Suçlamanın, Yahudiler'in yasasına ilişkin bazı sorunlarla ilgili olduğunu öğrendim. Ölüm ya da hapis cezasını gerektiren herhangi bir suçlama yoktu.
30 Niki ba ye bwu bla nimu ndi ba zontu wu ti meme nitu igu'a, niki hari mi tru ye niwu ndi yo tre ni biwa ba heni kpe nituma duba nji kpe wu lo a ye ni shishi me. Son pian me.”
Bana bu adama karşı bir tuzak kurulduğu bildirilince onu hemen sana gönderdim. Onu suçlayanlara da kendisiyle ilgili şikâyetlerini sana bildirmelerini buyurdum.”
31 Sojoji ba ba ba hu tre gbangban wa ba yo bawua. Ba ban Bulus nda niwu ni chua hi ni Anti patris.
Askerler, kendilerine verilen buyruk uyarınca Pavlus'u alıp geceleyin Antipatris'e götürdüler.
32 Ni vi waaka hua, gbugbu sojoji babadon bi hon nkma ba duba niwu hi, i baba ba kma hi ni bubu mla bi son gbangban.
Ertesi gün, atlıları Pavlus'la birlikte yola devam etmek üzere bırakarak kaleye döndüler.
33 Niwa bi hon nkma baka ri ni Kasariya nda ka nu vunvua ni gomn, ba ka Bulus nuu ngame.
Atlılar Sezariye'ye varınca mektubu valiye verip Pavlus'u teslim ettiler.
34 Niwa Gomna a bla vunvua, a mye ka Bulus rhini grji rime. Niwa a wo ndi a rhi ni Cilicia,
Vali mektubu okuduktan sonra Pavlus'un hangi ilden olduğunu sordu.
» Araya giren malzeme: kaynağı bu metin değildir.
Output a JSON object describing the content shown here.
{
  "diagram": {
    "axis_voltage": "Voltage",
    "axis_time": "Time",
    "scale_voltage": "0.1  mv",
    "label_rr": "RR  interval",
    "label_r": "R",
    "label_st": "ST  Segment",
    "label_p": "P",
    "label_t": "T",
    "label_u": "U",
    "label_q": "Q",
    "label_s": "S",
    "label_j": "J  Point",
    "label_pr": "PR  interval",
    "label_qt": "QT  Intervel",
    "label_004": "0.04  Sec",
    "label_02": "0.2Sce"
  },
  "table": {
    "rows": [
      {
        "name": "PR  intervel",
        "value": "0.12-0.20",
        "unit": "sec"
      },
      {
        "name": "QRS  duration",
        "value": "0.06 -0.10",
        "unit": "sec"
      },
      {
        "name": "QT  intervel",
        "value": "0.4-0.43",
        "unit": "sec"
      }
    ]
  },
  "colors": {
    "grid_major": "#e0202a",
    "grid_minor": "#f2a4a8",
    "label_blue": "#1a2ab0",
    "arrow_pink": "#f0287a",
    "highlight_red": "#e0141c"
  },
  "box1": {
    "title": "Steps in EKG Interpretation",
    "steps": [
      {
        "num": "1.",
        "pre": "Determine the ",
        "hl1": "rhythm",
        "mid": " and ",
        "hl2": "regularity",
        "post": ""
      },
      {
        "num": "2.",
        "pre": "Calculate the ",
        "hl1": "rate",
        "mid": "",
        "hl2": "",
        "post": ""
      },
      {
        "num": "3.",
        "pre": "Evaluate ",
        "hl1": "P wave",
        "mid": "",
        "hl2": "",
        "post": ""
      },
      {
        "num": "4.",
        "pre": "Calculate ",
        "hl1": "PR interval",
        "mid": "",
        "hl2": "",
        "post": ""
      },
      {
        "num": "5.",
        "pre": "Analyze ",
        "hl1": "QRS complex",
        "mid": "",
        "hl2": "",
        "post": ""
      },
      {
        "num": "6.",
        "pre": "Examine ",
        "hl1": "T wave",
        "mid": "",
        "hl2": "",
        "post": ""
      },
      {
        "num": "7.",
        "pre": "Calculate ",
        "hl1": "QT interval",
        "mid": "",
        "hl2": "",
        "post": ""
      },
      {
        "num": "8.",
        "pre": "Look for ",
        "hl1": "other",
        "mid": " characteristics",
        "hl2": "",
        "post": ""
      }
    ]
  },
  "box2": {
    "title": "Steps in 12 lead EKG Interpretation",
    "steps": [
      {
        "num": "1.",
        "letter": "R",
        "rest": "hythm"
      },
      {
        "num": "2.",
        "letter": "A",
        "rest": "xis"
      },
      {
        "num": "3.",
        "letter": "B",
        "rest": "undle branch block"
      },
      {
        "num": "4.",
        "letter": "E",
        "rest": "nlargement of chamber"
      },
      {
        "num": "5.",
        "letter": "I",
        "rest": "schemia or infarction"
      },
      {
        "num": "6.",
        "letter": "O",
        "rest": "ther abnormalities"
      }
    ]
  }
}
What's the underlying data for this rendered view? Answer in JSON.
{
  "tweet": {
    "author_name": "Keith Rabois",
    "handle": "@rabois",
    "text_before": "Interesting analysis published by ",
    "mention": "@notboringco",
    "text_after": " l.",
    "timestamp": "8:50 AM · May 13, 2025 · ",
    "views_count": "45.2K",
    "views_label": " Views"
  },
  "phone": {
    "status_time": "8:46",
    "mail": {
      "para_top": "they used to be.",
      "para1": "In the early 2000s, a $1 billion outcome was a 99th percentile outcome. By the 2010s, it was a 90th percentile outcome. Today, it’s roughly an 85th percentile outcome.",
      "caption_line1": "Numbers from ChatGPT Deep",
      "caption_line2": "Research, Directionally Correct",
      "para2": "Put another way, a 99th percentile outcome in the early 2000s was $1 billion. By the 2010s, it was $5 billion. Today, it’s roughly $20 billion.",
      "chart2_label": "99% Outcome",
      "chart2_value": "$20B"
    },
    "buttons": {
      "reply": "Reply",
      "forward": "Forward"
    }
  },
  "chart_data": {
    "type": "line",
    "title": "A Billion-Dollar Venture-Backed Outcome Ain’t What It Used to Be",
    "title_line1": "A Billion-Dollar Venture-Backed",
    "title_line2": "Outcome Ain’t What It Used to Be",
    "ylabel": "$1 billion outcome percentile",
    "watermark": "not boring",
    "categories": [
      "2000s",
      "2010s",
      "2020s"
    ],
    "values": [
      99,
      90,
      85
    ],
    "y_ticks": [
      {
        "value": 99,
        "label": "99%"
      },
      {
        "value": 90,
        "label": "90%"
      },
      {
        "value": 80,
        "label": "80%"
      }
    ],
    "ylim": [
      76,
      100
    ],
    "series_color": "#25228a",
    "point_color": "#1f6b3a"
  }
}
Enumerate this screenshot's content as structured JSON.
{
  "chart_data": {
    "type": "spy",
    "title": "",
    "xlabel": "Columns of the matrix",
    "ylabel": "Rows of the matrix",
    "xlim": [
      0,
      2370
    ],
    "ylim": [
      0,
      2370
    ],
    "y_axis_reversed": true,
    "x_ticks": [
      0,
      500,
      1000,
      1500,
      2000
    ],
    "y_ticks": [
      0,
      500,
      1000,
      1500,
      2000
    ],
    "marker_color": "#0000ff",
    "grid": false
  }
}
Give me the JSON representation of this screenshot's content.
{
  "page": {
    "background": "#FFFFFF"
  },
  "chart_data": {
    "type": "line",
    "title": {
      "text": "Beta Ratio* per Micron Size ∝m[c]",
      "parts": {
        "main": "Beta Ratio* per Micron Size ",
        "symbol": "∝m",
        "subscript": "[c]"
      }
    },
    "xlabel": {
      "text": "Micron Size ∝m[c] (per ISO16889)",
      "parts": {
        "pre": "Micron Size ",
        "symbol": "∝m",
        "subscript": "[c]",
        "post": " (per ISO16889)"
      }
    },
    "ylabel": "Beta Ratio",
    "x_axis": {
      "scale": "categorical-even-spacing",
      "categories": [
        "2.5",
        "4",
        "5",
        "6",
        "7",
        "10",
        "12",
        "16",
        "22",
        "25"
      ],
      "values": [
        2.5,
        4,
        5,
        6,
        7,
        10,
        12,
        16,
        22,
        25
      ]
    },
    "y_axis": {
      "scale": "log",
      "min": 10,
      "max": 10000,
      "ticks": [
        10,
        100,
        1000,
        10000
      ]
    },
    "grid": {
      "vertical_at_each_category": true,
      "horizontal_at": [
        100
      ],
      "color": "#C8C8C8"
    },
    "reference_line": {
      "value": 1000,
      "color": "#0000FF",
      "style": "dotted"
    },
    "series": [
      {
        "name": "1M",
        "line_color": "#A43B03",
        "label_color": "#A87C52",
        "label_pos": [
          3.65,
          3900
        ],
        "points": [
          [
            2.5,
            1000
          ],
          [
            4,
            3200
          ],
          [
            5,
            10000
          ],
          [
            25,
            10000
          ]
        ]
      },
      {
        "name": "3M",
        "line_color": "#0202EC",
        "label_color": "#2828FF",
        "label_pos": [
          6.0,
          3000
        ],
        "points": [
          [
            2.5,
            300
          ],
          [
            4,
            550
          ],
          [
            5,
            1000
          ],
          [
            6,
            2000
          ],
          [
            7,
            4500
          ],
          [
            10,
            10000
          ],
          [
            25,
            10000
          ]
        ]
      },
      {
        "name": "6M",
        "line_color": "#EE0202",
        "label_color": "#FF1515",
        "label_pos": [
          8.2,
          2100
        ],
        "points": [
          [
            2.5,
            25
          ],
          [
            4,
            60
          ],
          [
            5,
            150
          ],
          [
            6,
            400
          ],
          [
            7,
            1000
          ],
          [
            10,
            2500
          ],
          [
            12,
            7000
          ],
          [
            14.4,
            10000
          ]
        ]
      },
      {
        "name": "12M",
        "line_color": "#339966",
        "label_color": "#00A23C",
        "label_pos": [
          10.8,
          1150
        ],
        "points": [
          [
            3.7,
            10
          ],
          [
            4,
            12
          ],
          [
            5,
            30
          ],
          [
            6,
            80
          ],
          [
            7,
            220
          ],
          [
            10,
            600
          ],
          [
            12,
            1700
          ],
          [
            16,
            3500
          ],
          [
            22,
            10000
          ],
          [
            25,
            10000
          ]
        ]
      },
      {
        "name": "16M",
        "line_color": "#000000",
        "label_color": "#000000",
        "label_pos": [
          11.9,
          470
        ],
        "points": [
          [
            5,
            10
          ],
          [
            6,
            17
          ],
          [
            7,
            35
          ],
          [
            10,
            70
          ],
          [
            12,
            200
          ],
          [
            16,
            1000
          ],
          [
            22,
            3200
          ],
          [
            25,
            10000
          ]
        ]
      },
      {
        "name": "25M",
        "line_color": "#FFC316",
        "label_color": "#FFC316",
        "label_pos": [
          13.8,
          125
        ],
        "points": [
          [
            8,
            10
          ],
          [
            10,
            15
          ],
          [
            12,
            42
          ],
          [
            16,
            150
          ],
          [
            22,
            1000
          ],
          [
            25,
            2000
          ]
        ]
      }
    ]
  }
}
Kilikyalı olduğunu öğrenince, “Seni suçlayanlar da gelsin, o zaman seni dinlerim” dedi. Sonra Pavlus'un, Hirodes'in sarayında gözaltında tutulması için buyruk verdi.
35 a tre ndi, “Bi tsro wo nitu me bata ye niwa, mi mla wowu, “Niki a yo tre zi gbangban ndi du ba hi ziu ni ko gomnati wu Herod.